Eataly: Rome’s Food and Drink Park

Explore Rome’s hottest new attraction: Eataly. A culinary theme park with all-Italian foods and more. There are choices for all tastes: Drink an Italian IPA in the beer room, have fried prawns and white wine, have a Florentine steak and a glass of barolo, find the ultimate cook book, learn how to make pasta, etc, etc.

On June 12 2012 the once abandoned terminal right next to the Ostiense station transformed itself into Eataly – a theme park dedicated entirely to Italian food and drink. Oscar Farinetti, the creator of Eataly, described his project as a Disneyland dedicated to Italian beauty, style, and culinary genius. Oscar Farinetti’s slogan La Bellezza Ci Salvera’ (Beauty Will Save Us) has created a lot of hype and Eataly is now a top destination for Italians.

Oscar Farinetti is an eclectic man, an entrepreneur and street philosopher.

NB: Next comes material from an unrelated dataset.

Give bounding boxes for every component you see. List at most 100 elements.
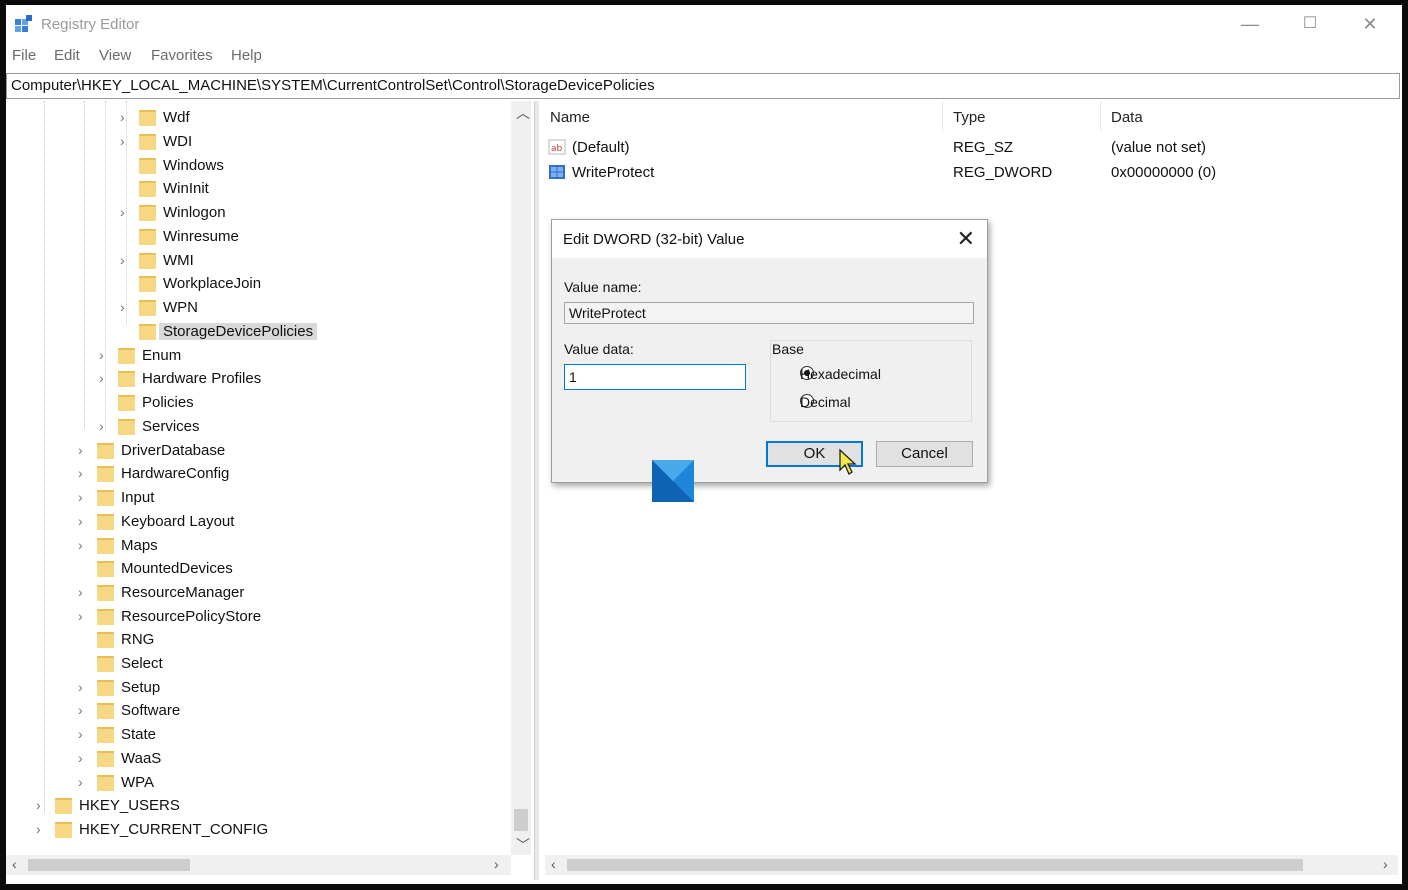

In a recent youtube video he talks about the three orgasms of civilization: sex, food, and poetry. He values narrative and poetics and their relation to food. Farinetti wants to narrate food. He hits a winning note because food in Italy is not just sustenance; food is a big part of culture. What happens at the table is of utter importance and may reflect much bigger concerns. Oscar Farinetti’s invention is not only an economic success but also an incentive for getting Italy up again with a common concern: food. Eataly has given a big push in a city where innovation is faltering by creating new jobs and providing food-related cultural activities. 

The space is divided between 3 floors and offers 23 different locations specializing in all the hottest Italian foods: Neapolitan pizza, spaghetti, fish, fried seafood, rotisserie chicken, panini, piadine, meats, cold cuts, cheeses, breads and bakery goods. The complex can seat up to 1588 people. The history of food and culture is an important part of Eataly. The 14 thousand local products are introduced to the guests with didactic signs explaining the origins of the product and its particular history. There are 8 areas where visitors can observe foods been made, from artisanal pasta to mozzarella. The third floor has a conference room for lectures and there are weekly courses offered throughout Eataly in 8 designated classrooms and info sessions in 40 instructional areas. My favorite spot on the first floor is the fried fish corner, where you can get fritto misto (mixed seafood/fish fry) and a glass of good Roman dry white wine. After that you can have an espresso at the Gran Bar Illy downstairs and browse the bookstore. Eat, then walk it off, and eat again.

Besides offering a vast selection of Italian wines and Italian beers (yes, thats right!), Eataly has old school Italian soft drinks that were popular before the saturation of American soda on the local market. Drinks with funny names such as cedrata and chinotto. I remember having a cedrata at my friends grandparents house in the country outside of Rome; the drink soon after disappeared from my sight never to be seen again. This bright yellow-green drink is made from the fruit of the citron tree brought to Italy by the Arabs in the 10th century. The flavor is hard to describe, it is citrusy but there is a very particular twist to it because it is not made with either lemons nor oranges. Another classic is the chinotto made with the small bitter fruits of the myrtle-leaf orange tree. The color of chinotto is dark the taste is bittersweet and herbal. The same fruit is used to make Campari. Chinotto is considered the old man’s Coca Cola by the young generation although now it is having a resurgence in popularity and is used is cocktails such as the Sotto Chinotto served at Eataly.